Question 1: Can I get the coordinates of the changes from the PDF?

Aspose.PDF for Java allows you to manipulate PDF documents and extract text along with its position (coordinates) from the document. However, directly extracting coordinates for detected changes requires additional logic.

Here are the steps you can follow:

  1. Compare Documents: Use Aspose.Words to compare two DOCX documents and get the changes. Aspose.Words provides methods to capture changes in the documents.
  2. Convert DOCX to PDF: Convert the DOCX document to a PDF using the Aspose.Words functionality.
  3. Extract Text with Coordinates: Use Aspose.PDF to extract text along with its coordinates from the resulting PDF.

Example Code Snippet

Here is a basic example to guide you through the process:

import com.aspose.words.*;
import com.aspose.pdf.*;

public class DocumentComparison {
    public static void main(String[] args) {
        // Compare DOCX documents
        Document docOriginal = new Document("original.docx");
        Document docRevised = new Document("revised.docx");
        Document docResult = docOriginal.compare(docRevised, "John Doe", DateTime.now());

        // Convert the result to PDF
        docResult.save("document_result.pdf", SaveFormat.Pdf);

        // Extract text with coordinates from the resulting PDF
        PdfDocument pdfDocument = new PdfDocument("document_result.pdf");
        for (int pageCount = 1; pageCount <= pdfDocument.getPages().size(); pageCount++) {
            Page page = pdfDocument.getPages().get(pageCount - 1);
            TextFragmentCollection textFragments = page.getTextFragments();
            for (TextFragment textFragment : textFragments) {
                String text = textFragment.getText();
                Rectangle rect = textFragment.getRect();
                float x = rect.getLLX();
                float y = rect.getLLY();
                float width = rect.getWidth();
                float height = rect.getHeight();

                System.out.println("Text: " + text + ", X: " + x + ", Y: " + y + ", Width: " + width + ", Height: " + height);
            }
        }
    }
}

Question 2: Is DOCX to PDF conversion highly accurate?

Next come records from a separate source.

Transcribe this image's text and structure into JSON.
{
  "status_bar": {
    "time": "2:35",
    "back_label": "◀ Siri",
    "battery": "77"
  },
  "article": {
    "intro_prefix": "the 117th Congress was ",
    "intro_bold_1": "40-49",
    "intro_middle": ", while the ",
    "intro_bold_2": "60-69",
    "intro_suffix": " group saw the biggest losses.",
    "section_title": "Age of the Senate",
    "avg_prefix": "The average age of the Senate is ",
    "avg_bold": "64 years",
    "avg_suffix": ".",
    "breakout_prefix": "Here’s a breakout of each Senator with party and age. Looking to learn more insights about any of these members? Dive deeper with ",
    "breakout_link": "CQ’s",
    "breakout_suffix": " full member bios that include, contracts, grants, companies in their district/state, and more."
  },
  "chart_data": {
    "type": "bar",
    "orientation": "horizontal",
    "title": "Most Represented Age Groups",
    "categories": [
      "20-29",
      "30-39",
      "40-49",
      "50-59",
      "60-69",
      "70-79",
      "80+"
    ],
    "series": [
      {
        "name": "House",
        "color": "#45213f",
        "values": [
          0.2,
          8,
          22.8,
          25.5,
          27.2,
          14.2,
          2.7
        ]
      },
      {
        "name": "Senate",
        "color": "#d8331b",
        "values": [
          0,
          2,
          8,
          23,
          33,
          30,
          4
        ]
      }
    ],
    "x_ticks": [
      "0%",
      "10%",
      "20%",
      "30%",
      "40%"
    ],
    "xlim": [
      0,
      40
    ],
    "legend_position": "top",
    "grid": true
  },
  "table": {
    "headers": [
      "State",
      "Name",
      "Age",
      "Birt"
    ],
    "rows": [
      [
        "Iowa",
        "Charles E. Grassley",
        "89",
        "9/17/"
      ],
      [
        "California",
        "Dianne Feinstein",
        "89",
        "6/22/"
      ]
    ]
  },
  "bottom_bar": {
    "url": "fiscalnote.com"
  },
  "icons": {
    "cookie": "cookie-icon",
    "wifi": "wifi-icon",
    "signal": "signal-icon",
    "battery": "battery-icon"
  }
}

Yes, Aspose.Words provides a highly accurate DOCX to PDF conversion, maintaining the formatting and layout of the original document.

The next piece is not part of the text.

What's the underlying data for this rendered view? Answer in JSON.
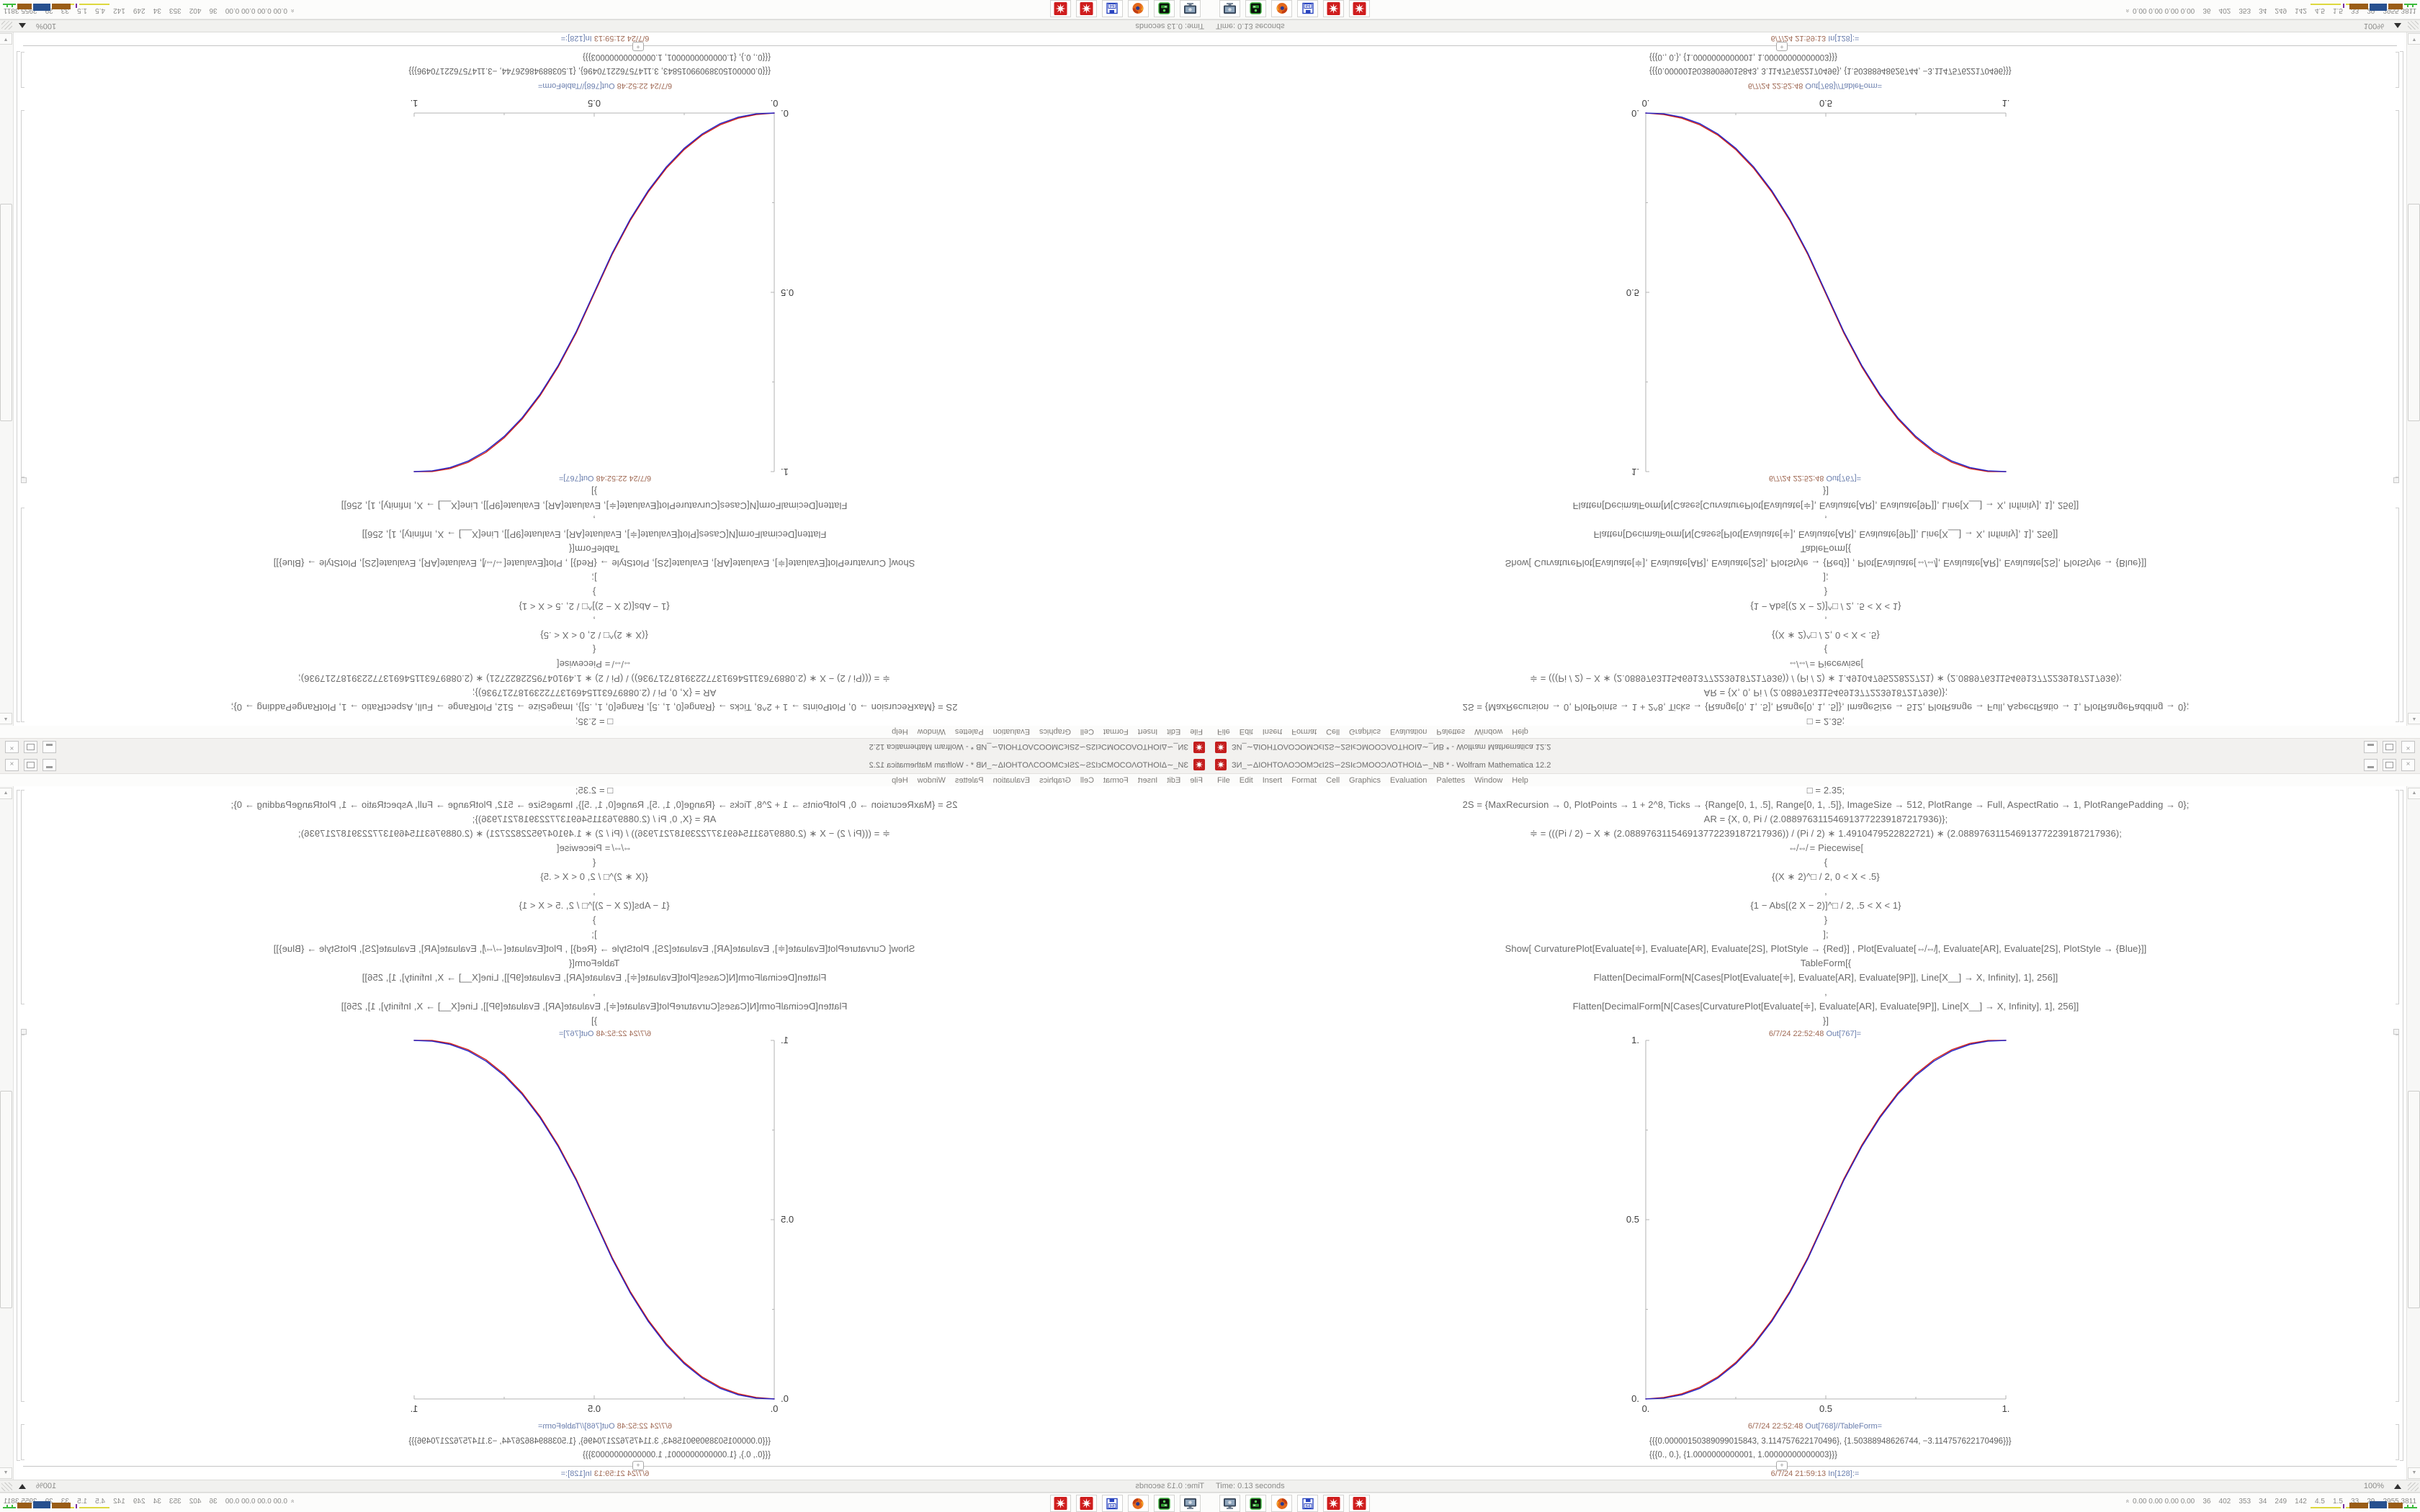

For more details and comprehensive examples, please refer to the official documentation:

If you have any specific requirements or run into issues with the code snippets provided, please let me know, and I can offer more detailed assistance.

From aspose.pdf can we get the coordinates of the changes from the initial file and not from the result file?

@Likitha_T

Regarding Aspose.PDF, we need to investigate this requirement in details. Would you kindly share your sample file(s) along with generated outputs? Also, please share the sample code snippet for our reference as well. We will log an investigation ticket and share the ID with you.

@asad.ali

The requirement is I have two document on which I have to do comparison on. There are two input files. After comparison - I need to get the changes along with their coordinates. Something of this sort:

{
            "x": 1.333299994468689,
            "width": 1.333299994468689,
            "y": 1.333299994468689,
            "text": "i",
            "type": "Deleted",
            "height": 1.333299994468689
        },

Is there a way Aspose.pdf provides does comparison? And will provide me the accurate coordinates of the changes in the original input files such that I will be able to accurately highlight changes in my frontend application?

@Likitha_T

The file comparison feature in the Aspose.PDF API is still in its early stages, and we are actively working to enhance its functionality. To better understand and evaluate your requirements, we kindly request you to share the sample files and code snippet mentioned in our previous response. Once we receive this information, we will proceed with further investigation accordingly.